Выбрать главу

— Бойцы, — сказал ведущий, — можете пожать друг другу руки.

Мы с Мигелем вышли вперед. Глянули друг другу в глаза. Тот, кто выходит на бой, понимает, что это достаточно важный момент. Глаза у противника были холодные и словно злые. Мы пожали друг другу руки, обтянутые бинтами. Ведущий отошел в толпу, едва не растворившись в ней.

— Разошлись по сторонам.

Мы выполнили указание.

— А теперь... Можете начинать!

И началось.

Но началось не так, как начинался бой Огонька с Эрвином. Началось не так, как бой тех двух парней, которых мы увидели в бойцовском клубе, когда пришли в него в первый раз. Не было ярких, белых ламп над ареной, десятков вспыхивающих огоньков вокруг. Не было кучи дыма, устилавшего пространство под потолком. Не было орущих людей. На мгновение наступила полная тишина.

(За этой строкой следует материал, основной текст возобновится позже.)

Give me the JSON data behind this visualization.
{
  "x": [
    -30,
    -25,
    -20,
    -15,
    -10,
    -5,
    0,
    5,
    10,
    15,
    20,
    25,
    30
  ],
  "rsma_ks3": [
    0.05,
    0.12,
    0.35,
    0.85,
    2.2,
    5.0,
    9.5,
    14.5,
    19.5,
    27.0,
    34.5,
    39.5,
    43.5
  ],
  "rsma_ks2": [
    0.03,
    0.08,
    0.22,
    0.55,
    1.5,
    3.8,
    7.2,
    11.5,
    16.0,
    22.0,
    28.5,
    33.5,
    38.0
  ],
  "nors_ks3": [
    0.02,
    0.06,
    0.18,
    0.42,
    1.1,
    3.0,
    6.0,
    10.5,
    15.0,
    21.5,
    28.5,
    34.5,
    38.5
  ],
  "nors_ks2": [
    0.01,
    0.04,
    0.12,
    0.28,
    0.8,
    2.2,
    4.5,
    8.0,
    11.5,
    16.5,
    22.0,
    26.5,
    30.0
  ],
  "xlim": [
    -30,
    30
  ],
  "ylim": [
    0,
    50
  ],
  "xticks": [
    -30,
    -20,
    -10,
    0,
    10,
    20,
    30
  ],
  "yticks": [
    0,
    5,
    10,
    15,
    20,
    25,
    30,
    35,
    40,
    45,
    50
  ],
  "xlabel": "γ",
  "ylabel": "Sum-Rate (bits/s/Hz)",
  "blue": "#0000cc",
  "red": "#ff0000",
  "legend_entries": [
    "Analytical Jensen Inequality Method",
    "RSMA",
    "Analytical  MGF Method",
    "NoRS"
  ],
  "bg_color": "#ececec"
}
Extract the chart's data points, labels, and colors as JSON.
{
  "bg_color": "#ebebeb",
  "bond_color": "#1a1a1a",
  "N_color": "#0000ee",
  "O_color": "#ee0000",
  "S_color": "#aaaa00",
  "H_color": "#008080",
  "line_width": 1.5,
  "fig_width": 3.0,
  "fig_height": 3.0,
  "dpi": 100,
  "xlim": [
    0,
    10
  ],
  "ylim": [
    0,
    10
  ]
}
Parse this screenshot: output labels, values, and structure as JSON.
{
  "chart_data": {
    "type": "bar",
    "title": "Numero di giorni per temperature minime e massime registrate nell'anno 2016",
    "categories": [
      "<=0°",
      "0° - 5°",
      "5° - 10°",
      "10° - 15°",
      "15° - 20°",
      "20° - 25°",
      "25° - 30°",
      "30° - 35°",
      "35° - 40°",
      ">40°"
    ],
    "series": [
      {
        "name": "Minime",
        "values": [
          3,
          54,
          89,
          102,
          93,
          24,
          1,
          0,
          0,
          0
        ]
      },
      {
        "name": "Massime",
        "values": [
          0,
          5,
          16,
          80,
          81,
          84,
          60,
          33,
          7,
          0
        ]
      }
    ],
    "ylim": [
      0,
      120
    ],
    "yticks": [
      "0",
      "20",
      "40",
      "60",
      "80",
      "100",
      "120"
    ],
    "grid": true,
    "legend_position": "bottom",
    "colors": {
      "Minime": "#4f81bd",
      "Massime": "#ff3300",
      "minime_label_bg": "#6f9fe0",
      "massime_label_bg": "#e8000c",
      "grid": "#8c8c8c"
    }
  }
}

Мигель, небольшой, но накаченный, сделал плавный шаг влево, не сводя с меня глаз. Аккуратный шаг вперед. Я сделал ровно тоже самое, и он сощурил глаза... После чего резко бросился вперед и не нанес удара, тут же отпрянув спиной назад. Хотел напугать. Хотел напугать, но не вышло. Я не был профессиональным бойцом. Но у меня был опыт, и мои руки помнили, мое тело знало, что нужно делать. Говорят, руки помнят все. Жаль, что это было как плохо, так и хорошо одновременно. Но сегодня это было хорошо.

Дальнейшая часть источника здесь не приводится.